Similar maps with distinctive features were generated using copper (Cu) and zinc (Zn) data. These two maps are also displayed in Figure 7 and Figure 8, depicting the NE-SW distribution characteristics of the area. Interestingly, the high concentrations observed in the geochemical maps of the study area most of the anomalies do not align with the presence of the known gold deposits in the western part (zone I). Instead, they are primarily distributed in the western part around the intrusive rocks and sedimentary rocks of the Sibumasu terrane. The central (zone II) shows that the anomaly high value follows around the Permian rocks (PE).

6. Conclusions

1. Stream sediment geochemical data analysis provides a robust means to identify potential mineral deposits across a large region. Traditional statistical methods may fail to account for spatial variability in complex geological settings, but incorporating the S-A multifractal model helps to better interpret the data. This approach provides an enhanced understanding of the geological processes, furthering our ability to pinpoint exploration targets. Through statistical analysis, the study uncovers a distinct distribution of elements such as As, Cu, and Zn across various geological units. These findings offer crucial insight into the dynamic interactions of elements within different geological contexts, revealing the migration abilities of these elements in specific units. Overall, the study demonstrates that the S-A multifractal model provides a powerful tool for analyzing stream sediment geochemical data. This approach helps to identify specific geological processes that contribute to patterns in the data, improving the understanding of statistical results and the regularity of changes in these properties in spatial and temporal domains. This information proves valuable in identifying precise exploration targets for mineral deposits.

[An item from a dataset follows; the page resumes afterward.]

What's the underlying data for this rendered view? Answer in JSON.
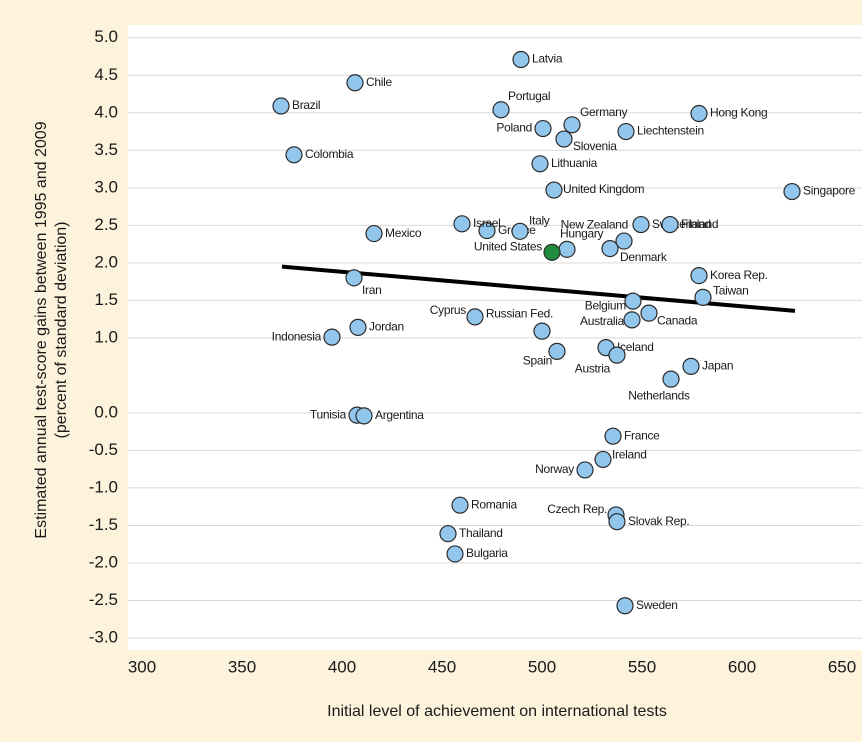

2. By applying the S-A multifractal model and the Inverse Distance Weighting (IDW) method, the research has successfully decomposed geochemical maps into anomalous and background patterns. The anomaly map for the As element, in particular, has shown a strong correlation with the gold deposits in the study area, indicating its potential as a reliable indicator for identifying gold deposits. While geochemical maps derived from stream sediment data offer an initial understanding of element distribution, it is important to exercise caution during interpretation due to potential influences from regional geological factors.

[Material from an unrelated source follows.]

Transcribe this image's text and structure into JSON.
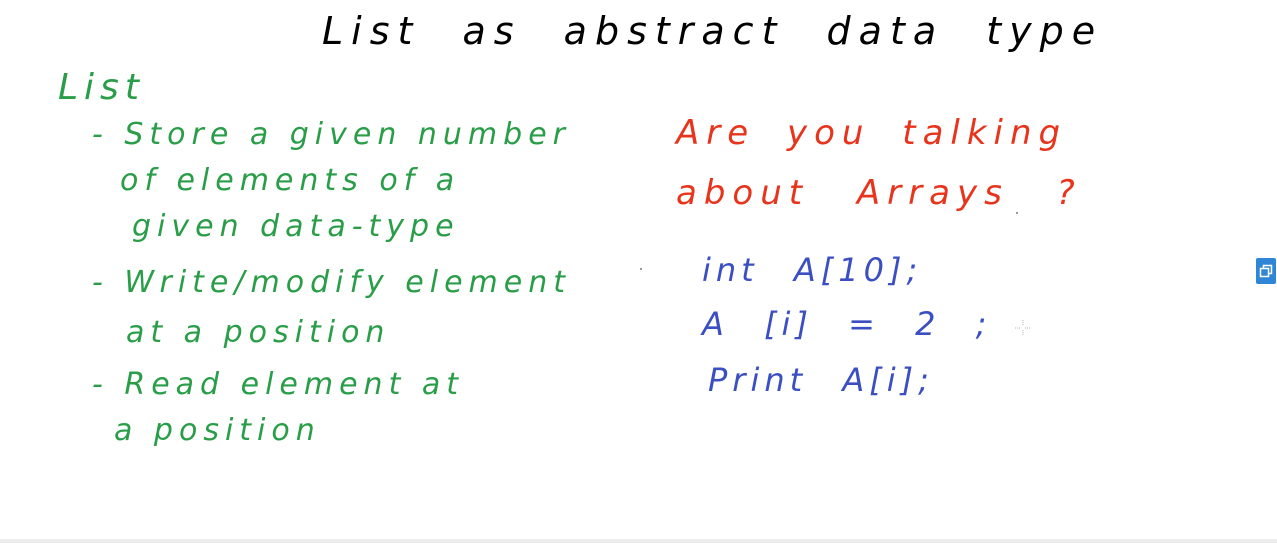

3. The study has created prediction maps, pinpointing areas of interest associated with pathfinder elements within the gold deposit zones and beyond. These maps can guide mineral exploration by narrowing down target areas for further investigation. It underlines the importance of utilizing a variety of analytical methods for accurate results, acknowledging that regional geological factors can contribute to elevated values unrelated to mineralization.